Перетаскав мешки в амбар, он бросил взгляд на Роуна:
— Он что, переколол все дрова?
— Ну… я тоже немного…
— Мама его накормила?
— Она дала ему бутерброд и молоко.
Мы зашли в дом. Мама только что почистила картошку и поставила ее на печку.
— Черт, — буркнул отец. — Может, пригласить его на ужин?
— Я поставлю еще одну тарелку.
— Позови его, Тим. И забери у него чертов топор.

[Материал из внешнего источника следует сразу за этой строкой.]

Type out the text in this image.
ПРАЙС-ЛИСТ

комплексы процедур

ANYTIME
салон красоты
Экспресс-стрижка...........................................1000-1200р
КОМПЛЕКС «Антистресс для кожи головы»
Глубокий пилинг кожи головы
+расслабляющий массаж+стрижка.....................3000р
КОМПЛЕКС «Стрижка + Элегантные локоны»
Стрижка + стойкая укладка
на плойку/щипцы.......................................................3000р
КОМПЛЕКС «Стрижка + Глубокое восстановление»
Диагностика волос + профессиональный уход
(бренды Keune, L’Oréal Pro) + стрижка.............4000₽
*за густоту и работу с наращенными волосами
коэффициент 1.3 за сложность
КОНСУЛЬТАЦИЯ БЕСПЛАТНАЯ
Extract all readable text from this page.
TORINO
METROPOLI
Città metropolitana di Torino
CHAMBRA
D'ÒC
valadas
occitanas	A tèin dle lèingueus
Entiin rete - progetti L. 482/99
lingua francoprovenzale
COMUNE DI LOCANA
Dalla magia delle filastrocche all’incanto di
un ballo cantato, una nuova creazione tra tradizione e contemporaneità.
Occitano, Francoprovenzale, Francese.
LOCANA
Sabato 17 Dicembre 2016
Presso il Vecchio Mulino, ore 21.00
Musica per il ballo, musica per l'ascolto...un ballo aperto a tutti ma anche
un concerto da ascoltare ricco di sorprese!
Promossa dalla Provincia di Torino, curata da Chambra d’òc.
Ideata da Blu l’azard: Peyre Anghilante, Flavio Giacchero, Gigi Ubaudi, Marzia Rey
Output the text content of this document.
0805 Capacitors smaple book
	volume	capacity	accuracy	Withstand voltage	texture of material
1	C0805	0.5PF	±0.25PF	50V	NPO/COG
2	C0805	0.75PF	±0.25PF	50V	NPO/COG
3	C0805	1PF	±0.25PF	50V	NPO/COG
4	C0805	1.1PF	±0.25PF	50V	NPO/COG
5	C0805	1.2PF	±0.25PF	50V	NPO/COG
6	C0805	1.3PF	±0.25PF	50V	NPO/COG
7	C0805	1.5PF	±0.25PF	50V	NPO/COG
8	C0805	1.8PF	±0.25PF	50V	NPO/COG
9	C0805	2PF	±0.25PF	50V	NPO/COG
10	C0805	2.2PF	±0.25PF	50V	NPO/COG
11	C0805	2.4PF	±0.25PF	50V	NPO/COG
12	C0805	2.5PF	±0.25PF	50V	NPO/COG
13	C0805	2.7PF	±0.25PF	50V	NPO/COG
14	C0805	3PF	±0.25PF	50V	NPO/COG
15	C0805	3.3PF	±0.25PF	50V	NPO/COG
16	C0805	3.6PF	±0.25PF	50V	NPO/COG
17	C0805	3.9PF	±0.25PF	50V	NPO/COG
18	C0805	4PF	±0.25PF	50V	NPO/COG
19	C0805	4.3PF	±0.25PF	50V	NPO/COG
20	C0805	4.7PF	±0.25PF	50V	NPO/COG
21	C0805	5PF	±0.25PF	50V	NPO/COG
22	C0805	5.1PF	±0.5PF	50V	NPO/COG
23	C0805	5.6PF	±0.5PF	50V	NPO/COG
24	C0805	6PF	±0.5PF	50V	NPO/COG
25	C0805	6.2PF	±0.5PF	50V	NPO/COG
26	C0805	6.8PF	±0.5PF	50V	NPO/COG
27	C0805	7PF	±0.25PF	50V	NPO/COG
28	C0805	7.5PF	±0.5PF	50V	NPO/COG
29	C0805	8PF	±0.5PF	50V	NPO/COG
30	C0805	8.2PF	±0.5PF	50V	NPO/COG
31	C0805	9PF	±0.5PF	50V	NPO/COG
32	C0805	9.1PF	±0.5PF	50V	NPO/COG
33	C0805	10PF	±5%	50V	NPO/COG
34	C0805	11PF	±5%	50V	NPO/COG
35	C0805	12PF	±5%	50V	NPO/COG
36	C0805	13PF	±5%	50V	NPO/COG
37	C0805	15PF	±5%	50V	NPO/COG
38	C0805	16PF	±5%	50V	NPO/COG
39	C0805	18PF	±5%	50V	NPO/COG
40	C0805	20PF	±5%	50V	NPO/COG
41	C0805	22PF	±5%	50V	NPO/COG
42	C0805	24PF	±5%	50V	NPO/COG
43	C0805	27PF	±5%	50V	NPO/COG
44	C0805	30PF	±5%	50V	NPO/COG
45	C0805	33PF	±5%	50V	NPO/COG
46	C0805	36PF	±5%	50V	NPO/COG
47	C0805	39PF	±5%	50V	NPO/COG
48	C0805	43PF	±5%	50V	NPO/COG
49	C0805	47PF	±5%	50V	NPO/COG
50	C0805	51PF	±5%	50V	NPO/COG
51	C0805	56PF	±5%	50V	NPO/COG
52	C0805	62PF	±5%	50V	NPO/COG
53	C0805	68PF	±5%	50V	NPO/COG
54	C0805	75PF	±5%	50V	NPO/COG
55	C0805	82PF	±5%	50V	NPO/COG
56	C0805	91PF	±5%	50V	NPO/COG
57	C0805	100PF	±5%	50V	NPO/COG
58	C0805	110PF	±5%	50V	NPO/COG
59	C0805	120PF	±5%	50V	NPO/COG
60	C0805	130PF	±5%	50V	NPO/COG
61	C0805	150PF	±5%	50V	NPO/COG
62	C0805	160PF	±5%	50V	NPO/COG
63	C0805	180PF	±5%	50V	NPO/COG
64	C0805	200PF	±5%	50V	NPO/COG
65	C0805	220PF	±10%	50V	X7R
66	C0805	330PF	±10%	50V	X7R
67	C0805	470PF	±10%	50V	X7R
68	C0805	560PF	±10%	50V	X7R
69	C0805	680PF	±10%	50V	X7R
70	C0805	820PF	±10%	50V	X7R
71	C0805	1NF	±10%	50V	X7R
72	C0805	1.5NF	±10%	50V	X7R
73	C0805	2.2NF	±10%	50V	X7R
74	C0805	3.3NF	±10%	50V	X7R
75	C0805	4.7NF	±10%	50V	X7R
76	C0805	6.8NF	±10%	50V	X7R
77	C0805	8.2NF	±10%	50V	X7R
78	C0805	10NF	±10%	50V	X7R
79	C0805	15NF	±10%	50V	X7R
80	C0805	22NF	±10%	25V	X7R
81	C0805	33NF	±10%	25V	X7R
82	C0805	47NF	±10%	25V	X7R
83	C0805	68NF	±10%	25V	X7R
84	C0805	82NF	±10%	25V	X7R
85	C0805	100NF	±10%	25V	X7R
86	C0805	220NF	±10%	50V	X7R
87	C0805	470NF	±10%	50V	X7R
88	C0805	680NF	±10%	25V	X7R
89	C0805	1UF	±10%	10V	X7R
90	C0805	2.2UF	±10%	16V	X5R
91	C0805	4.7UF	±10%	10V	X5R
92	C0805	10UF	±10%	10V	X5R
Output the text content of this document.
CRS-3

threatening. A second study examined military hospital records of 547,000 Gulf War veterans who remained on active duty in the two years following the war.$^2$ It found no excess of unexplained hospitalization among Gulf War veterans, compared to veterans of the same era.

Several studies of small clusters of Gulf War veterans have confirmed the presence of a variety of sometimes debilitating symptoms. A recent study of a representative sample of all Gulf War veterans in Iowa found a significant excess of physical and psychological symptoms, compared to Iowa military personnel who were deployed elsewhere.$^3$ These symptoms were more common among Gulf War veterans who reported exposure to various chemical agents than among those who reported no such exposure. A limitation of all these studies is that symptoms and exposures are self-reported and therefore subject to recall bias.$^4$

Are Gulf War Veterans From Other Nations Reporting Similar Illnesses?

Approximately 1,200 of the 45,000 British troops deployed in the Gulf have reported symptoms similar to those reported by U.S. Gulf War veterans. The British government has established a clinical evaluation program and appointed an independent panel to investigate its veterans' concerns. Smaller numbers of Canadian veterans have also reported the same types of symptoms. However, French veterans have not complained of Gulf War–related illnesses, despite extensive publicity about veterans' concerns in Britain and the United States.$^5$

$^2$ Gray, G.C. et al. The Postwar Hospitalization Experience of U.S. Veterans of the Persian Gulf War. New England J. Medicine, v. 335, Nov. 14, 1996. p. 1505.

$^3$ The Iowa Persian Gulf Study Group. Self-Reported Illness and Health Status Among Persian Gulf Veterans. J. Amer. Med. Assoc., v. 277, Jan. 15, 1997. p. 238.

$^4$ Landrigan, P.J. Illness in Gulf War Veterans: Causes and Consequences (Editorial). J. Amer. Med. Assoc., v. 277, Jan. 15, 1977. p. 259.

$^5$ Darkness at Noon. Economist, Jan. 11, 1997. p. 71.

Я вышел во двор, передал Роуну слова отца и встал перед ним так, чтобы он больше не мог колоть дрова. Он опустил колун, прислонил к поленнице. Его светлые глаза напомнили мне холодное зимнее небо.
— Меня зовут Роун, — сказал он.
— А меня Тим. Я хожу в шестой класс.
— Вот как.
Его волосы — насколько позволяла видеть шапка — были каштановые и явно нуждались в уходе.
— Прости, где тут у вас можно помыть руки? — Он говорил медленно, как будто взвешивал каждое слово.
Я показал ему уличный умывальник. Он помыл руки, потом умылся, снял шапку и причесался расческой, которую вытащил из кармана рубашки. Еще ему не помешало бы побриться, но с этим он ничего не мог поделать. Потом он надел пиджак и сунул шапку в карман. Я заметил, что он смотрит через мое плечо.
— Это твоя сестра?
У обочины только что остановился новенький «форд-А». От него к дому шла Джули. Через секунду «Форд» уехал. Джули дружила с Эми Уилкинс, и после школы часто засиживалась у нее. Иногда Джули привозил отец Эми. Он работал на почте. Мы считали, что Уилкинсы богатые, по крайней мере, по сравнению с нами.
— Откуда вы знаете, что это моя сестра? — спросил я Роуна.
— Похожа на тебя.
Проходя мимо, Джули быстро глянула на него. Его присутствие нисколько не смутило ее, она привыкла к нищим сезонникам. Ей было всего девять, и она была страшно тощая. Я расстроился из-за того, что сказал Роун. В мои одиннадцать лет я считал ее настоящей уродиной и не хотел быть похожим на нее. Джули зашла в дом, а мы с Роуном сели на ступеньки и стали ждать. Скоро мама позвала нас ужинать.
Роун ел совсем не как бродяга. Наверное, бутерброд и молоко уже утолили его голод. На ужин были котлеты, и мама приготовила из их сока соус, чтобы поливать им картошку. Роун все время смотрел на маму — не знаю почему Да, она была очень красивая, но я, ее сын, принимал это, как данность. В тот вечер она зачесала волосы назад и собрала их в пучок низко на затылке. Зимой кожа у нее была молочно-белая, весной, когда начинались работы в поле, покрывалась легким загаром, а летом становилась золотистой.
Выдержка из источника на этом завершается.